Kebersyukuran dan Masalah

Saya dipenuhi dengan kebersyukuran karena masalah-masalah saya. Dengan mempelajari Alkitab, saya menyadari bahwa dimana ada masalah, di sana ada mukjizat Allah juga. Bahkan, masalah dan kesulitan merupakan fondasi yang perlu untuk mukjizat Allah. Tidak ada orang yang menikmati kesukaran, sebab satu masalah laimnya membawa masalah lain. Kita menginginkan ketenangan dan keamanan; masalah mengguncang fondasi kita dan membuat kita tidak aman. Tetapi jika tidak ada masalah, tidak ada mukjizat. Kita butuh sudut pandang tepat untuk mendekati dan merespons masalah, atau terutama kita butuh sudut pandang Allah tentang masalah yang kita hadapi. Itulah hikmat.

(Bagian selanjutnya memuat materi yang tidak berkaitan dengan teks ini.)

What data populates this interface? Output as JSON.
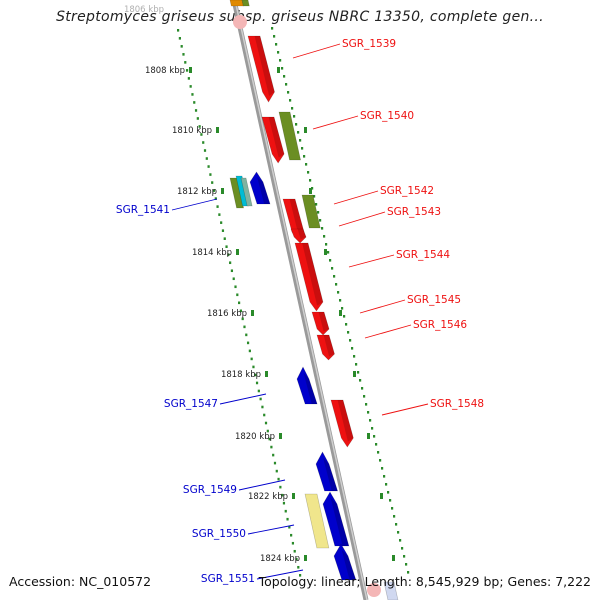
{
  "header": {
    "title": "Streptomyces griseus subsp. griseus NBRC 13350, complete gen...",
    "accession": "Accession: NC_010572",
    "summary": "Topology: linear; Length: 8,545,929 bp; Genes: 7,222"
  },
  "ruler": {
    "partial_label": "1806 kbp",
    "ticks": [
      "1808 kbp",
      "1810 kbp",
      "1812 kbp",
      "1814 kbp",
      "1816 kbp",
      "1818 kbp",
      "1820 kbp",
      "1822 kbp",
      "1824 kbp"
    ]
  },
  "genes": [
    {
      "id": "SGR_1539",
      "strand": "+",
      "color": "#ee1111"
    },
    {
      "id": "SGR_1540",
      "strand": "+",
      "color": "#ee1111"
    },
    {
      "id": "SGR_1541",
      "strand": "-",
      "color": "#0000cc"
    },
    {
      "id": "SGR_1542",
      "strand": "+",
      "color": "#ee1111"
    },
    {
      "id": "SGR_1543",
      "strand": "+",
      "color": "#ee1111"
    },
    {
      "id": "SGR_1544",
      "strand": "+",
      "color": "#ee1111"
    },
    {
      "id": "SGR_1545",
      "strand": "+",
      "color": "#ee1111"
    },
    {
      "id": "SGR_1546",
      "strand": "+",
      "color": "#ee1111"
    },
    {
      "id": "SGR_1547",
      "strand": "-",
      "color": "#0000cc"
    },
    {
      "id": "SGR_1548",
      "strand": "+",
      "color": "#ee1111"
    },
    {
      "id": "SGR_1549",
      "strand": "-",
      "color": "#0000cc"
    },
    {
      "id": "SGR_1550",
      "strand": "-",
      "color": "#0000cc"
    },
    {
      "id": "SGR_1551",
      "strand": "-",
      "color": "#0000cc"
    }
  ],
  "colors": {
    "forward_gene": "#ee1111",
    "reverse_gene": "#0000cc",
    "olive_feature": "#6b8e23",
    "pale_feature": "#f0e68c",
    "cyan_feature": "#00bcd4",
    "genome_line": "#888888",
    "ruler_dots": "#2a8a2a"
  }
}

Pertumbuhan kita memikul sisa-sisa tantangan kita, maka masalah menjadi hakiki bagi kedewasaan kita. Sesungguhnya, kita kerap tumbuh dalam perbandingan langsung dengan banyaknya dan beratnya masalah kita. Cukup lama saya takut menghadapi masalah, dan berusaha menghindarinya sehingga saya justru lebih sering tersandung. Tetapi ketika saya memutuskan untuk menghadapi mereka saya menyadari bahwa masalah-masalah adalah kesempatan untuk Allah melakukan karya besar-Nya.

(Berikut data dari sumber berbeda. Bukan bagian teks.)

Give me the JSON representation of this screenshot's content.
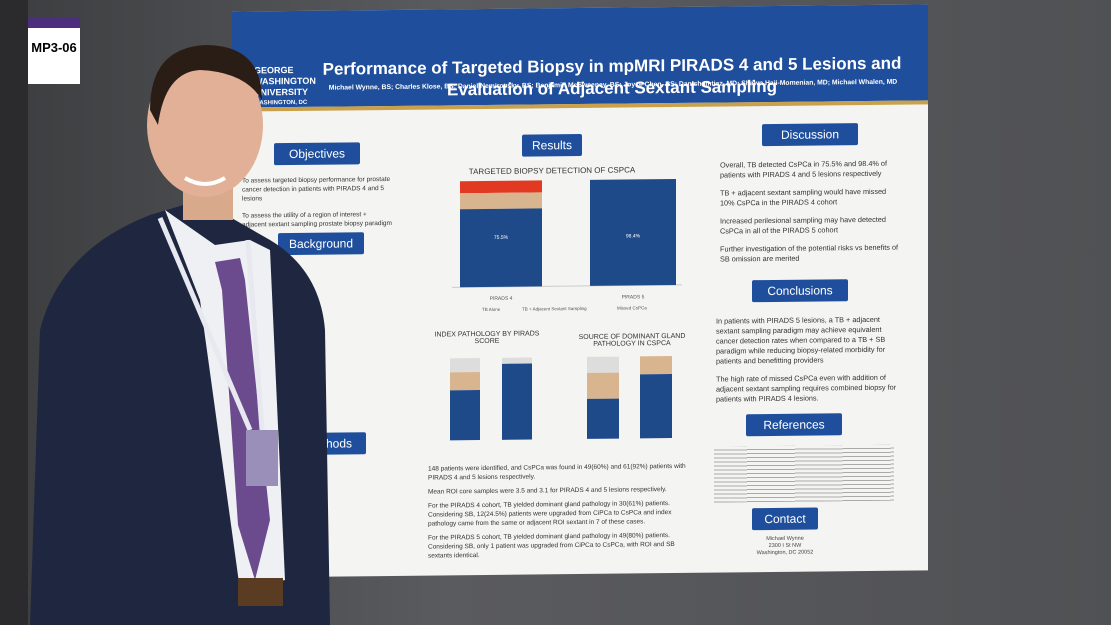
{
  "badge": "MP3-06",
  "poster": {
    "logo": [
      "GEORGE",
      "WASHINGTON",
      "UNIVERSITY",
      "WASHINGTON, DC"
    ],
    "title": [
      "Performance of Targeted Biopsy in mpMRI PIRADS 4 and 5 Lesions and",
      "Evaluation of Adjacent Sextant Sampling"
    ],
    "authors": "Michael Wynne, BS; Charles Klose, BS; Daniel Nemirovsky, BS; Benjamin McSweeney, BS; Joyce Chen, BS; Danish Imtiaz, MD; Shawn Haji-Momenian, MD; Michael Whalen, MD",
    "objectives": {
      "heading": "Objectives",
      "items": [
        "To assess targeted biopsy performance for prostate cancer detection in patients with PIRADS 4 and 5 lesions",
        "To assess the utility of a region of interest + adjacent sextant sampling prostate biopsy paradigm"
      ]
    },
    "background": {
      "heading": "Background"
    },
    "methods": {
      "heading": "Methods"
    },
    "results": {
      "heading": "Results",
      "chart1": {
        "title": "TARGETED BIOPSY DETECTION OF CSPCA",
        "labels": [
          "75.5%",
          "98.4%"
        ],
        "categories": [
          "PIRADS 4",
          "PIRADS 5"
        ],
        "legend": [
          "TB Alone",
          "TB + Adjacent Sextant Sampling",
          "Missed CsPCa"
        ]
      },
      "chart2": {
        "title": [
          "INDEX PATHOLOGY BY PIRADS",
          "SCORE"
        ]
      },
      "chart3": {
        "title": [
          "SOURCE OF DOMINANT GLAND",
          "PATHOLOGY IN CSPCA"
        ]
      },
      "text": [
        "148 patients were identified, and CsPCa was found in 49(60%) and 61(92%) patients with PIRADS 4 and 5 lesions respectively.",
        "Mean ROI core samples were 3.5 and 3.1 for PIRADS 4 and 5 lesions respectively.",
        "For the PIRADS 4 cohort, TB yielded dominant gland pathology in 30(61%) patients. Considering SB, 12(24.5%) patients were upgraded from CiPCa to CsPCa and index pathology came from the same or adjacent ROI sextant in 7 of these cases.",
        "For the PIRADS 5 cohort, TB yielded dominant gland pathology in 49(80%) patients. Considering SB, only 1 patient was upgraded from CiPCa to CsPCa, with ROI and SB sextants identical."
      ]
    },
    "discussion": {
      "heading": "Discussion",
      "items": [
        "Overall, TB detected CsPCa in 75.5% and 98.4% of patients with PIRADS 4 and 5 lesions respectively",
        "TB + adjacent sextant sampling would have missed 10% CsPCa in the PIRADS 4 cohort",
        "Increased perilesional sampling may have detected CsPCa in all of the PIRADS 5 cohort",
        "Further investigation of the potential risks vs benefits of SB omission are merited"
      ]
    },
    "conclusions": {
      "heading": "Conclusions",
      "items": [
        "In patients with PIRADS 5 lesions, a TB + adjacent sextant sampling paradigm may achieve equivalent cancer detection rates when compared to a TB + SB paradigm while reducing biopsy-related morbidity for patients and benefitting providers",
        "The high rate of missed CsPCa even with addition of adjacent sextant sampling requires combined biopsy for patients with PIRADS 4 lesions."
      ]
    },
    "references": {
      "heading": "References"
    },
    "contact": {
      "heading": "Contact",
      "lines": [
        "Michael Wynne",
        "2300 I St NW",
        "Washington, DC 20052"
      ]
    }
  }
}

Semua kita menghadapi masalah dalam kehidupan. Ketika Yesus dihadapkan dengan masalah, Ia mulai dengan bersyukur. Sebelum memberi makan ribuan orang lapar dengan lima ketul roti dan dua potong ikan, Ia menaikkan doa syukur. Sebelum memanggil Lazarus keluar dari kuburannya, Yesus menaikkan ucapan syukur. Di hadapan pengucapan syukur, masalah-masalah kita kehilangan kuasanya karena mereka dikonfrontasi oleh Yesus. Ia menanggung salib untuk menyelesaikan masalah ngeri dosa dalam kehidupan kita. Dengan cara ini, kebersyukuran menghasilkan kesempatan untuk mengubah masalah menjadi harta karun. Jadi kita tidak perlu takut tentang masalah ketika mereka mendatangi kita, sebab Allah sering membungkus berkat-Nya dalam masalah. Apabila kita menolak untuk menghadapi masalah, kita boleh jadi hanya sedang menolak pemberian dari Allah.

Maka kita dapat memperlakukan masalah dengan hati-hati, seperti orang mengurai gulungan benang. Lalu kita dapat membawa masalah itu kepada Bapa kita dalam doa, sambil mengucapkan syukur dalam segala keadaan (1 Tesalonika 5;18). Apabila kita sanggup memiliki sudut pandang Allah tentang masalah dan kesukaran dalam kehidupan kita, maka kita sanggup mengalami berkat-Nya dan bahkan mukjizat-Nya, sambil meraih hikmat dan pertumbuhan dalam kedewasaan.

Apa pun masalah yang sedang kita hadapi, mari kita ucapkan syukur kepada Tuhan karenanya, dengan percaya bahwa setiap masalah akan merupakan kesempatan untuk lebih mengenal Dia dan makin menikmati berkat-Nya.